North Bay residents look to Biden inauguration with hope and pessimism

The 78-year-old president-elect will take his oath Wednesday on the west front of the U.S. Capitol ringed with razor ribbon and patrolled by 25,000 National Guard troops, at the height of a pandemic, with the nation’s economy on the brink.|

For all its pomp and solemnity, the inauguration of an American president is a surprisingly elastic affair. The dates and locations of the ceremony have shifted, down through the centuries, as have the size of the crowds and the time of day.

And that’s a good thing, because Wednesday’s inauguration of Joe Biden will go down as one the most unusual in American history. The 78-year-old president-elect from Delaware will take his oath on the west front of the U.S. Capitol building ringed with razor ribbon and patrolled by 25,000 National Guard troops, at the height of a pandemic, with the nation’s economy on the brink.

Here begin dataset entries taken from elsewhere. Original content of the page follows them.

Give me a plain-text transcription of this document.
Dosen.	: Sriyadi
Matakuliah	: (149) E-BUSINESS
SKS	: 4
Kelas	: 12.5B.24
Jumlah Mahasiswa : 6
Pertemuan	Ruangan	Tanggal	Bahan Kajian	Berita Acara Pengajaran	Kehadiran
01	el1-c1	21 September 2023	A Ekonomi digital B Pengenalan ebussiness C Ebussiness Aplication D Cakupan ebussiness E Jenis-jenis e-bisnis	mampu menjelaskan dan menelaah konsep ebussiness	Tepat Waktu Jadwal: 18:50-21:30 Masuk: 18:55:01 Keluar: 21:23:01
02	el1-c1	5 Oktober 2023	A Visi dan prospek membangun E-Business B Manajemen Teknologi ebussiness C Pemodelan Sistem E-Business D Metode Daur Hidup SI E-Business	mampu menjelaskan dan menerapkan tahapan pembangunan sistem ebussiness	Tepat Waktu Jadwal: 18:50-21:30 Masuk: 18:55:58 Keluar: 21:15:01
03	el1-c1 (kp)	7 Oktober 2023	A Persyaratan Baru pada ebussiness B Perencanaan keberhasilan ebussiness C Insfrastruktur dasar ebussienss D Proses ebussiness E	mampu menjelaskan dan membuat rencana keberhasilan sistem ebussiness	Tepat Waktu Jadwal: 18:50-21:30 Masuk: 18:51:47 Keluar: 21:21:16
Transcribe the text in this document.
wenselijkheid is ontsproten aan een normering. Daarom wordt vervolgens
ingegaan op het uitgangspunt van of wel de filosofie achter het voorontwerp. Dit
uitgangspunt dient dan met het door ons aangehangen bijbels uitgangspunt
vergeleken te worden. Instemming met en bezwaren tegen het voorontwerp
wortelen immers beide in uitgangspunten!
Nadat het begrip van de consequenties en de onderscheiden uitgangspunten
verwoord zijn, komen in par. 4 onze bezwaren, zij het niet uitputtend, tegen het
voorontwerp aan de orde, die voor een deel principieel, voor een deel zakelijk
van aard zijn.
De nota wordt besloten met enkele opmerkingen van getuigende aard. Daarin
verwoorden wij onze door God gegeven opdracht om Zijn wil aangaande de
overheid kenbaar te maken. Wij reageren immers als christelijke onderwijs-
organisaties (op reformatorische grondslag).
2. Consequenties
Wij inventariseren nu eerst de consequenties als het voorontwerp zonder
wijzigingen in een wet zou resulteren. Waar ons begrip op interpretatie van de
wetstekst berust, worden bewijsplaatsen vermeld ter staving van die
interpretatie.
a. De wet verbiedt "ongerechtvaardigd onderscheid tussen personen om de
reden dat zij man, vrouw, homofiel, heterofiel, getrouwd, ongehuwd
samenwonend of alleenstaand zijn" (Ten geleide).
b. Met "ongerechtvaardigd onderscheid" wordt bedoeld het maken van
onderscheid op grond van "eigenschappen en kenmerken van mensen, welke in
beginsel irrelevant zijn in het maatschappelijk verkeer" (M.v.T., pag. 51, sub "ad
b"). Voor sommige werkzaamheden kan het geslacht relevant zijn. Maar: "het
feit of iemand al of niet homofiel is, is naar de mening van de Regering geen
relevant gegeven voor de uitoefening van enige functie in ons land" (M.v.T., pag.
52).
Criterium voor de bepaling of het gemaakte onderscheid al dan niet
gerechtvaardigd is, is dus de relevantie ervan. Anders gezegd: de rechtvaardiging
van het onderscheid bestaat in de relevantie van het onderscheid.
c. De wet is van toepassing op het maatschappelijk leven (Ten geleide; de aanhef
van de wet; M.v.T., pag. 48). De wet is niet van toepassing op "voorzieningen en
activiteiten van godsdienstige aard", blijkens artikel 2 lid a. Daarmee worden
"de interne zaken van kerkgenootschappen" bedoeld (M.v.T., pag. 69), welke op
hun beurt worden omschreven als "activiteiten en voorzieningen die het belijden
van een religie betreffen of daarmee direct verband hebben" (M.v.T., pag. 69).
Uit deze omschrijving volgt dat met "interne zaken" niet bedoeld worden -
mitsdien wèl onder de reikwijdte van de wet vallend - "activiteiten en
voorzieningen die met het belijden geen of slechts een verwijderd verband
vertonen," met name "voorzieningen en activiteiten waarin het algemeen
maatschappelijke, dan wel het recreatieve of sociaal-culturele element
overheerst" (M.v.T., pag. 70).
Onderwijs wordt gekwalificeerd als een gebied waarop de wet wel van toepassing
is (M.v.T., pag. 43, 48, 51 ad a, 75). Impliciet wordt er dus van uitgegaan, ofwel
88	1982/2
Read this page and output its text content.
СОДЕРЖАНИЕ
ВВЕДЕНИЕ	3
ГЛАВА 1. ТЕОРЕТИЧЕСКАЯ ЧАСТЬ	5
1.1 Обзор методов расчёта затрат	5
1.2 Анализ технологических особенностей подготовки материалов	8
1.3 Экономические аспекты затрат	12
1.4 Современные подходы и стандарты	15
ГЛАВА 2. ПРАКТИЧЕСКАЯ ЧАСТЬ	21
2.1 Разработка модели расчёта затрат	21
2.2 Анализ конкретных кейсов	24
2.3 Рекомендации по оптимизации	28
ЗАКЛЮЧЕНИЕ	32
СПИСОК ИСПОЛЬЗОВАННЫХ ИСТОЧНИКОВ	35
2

Outgoing President Donald Trump, freshly impeached for inciting insurrection at the Capitol two weeks ago, will be only the fourth president not sticking around to see his successor sworn in, a breach of protocol that last occurred in 1869.

Yet the simple swearing in of our 46th president, this national turning of the page, gives many Americans hope — it fuels their optimism things soon will be better.

“So far, it feels like we’re in the 13th month of 2020,” said Joy Sterling, CEO of Iron Horse Vineyards in Sebastopol.

Inauguration Day “will be our real New Year’s,” she said.

Sterling, who also leads the California Democratic Party Rural Caucus, was one of a cross-section of North Bay residents who talked about what Wednesday’s peaceful transfer of power will mean to them. Outlooks ranged from pessimism and bitterness from some Trump supporters, to high hopes from people thrilled to see him in the rear-view mirror.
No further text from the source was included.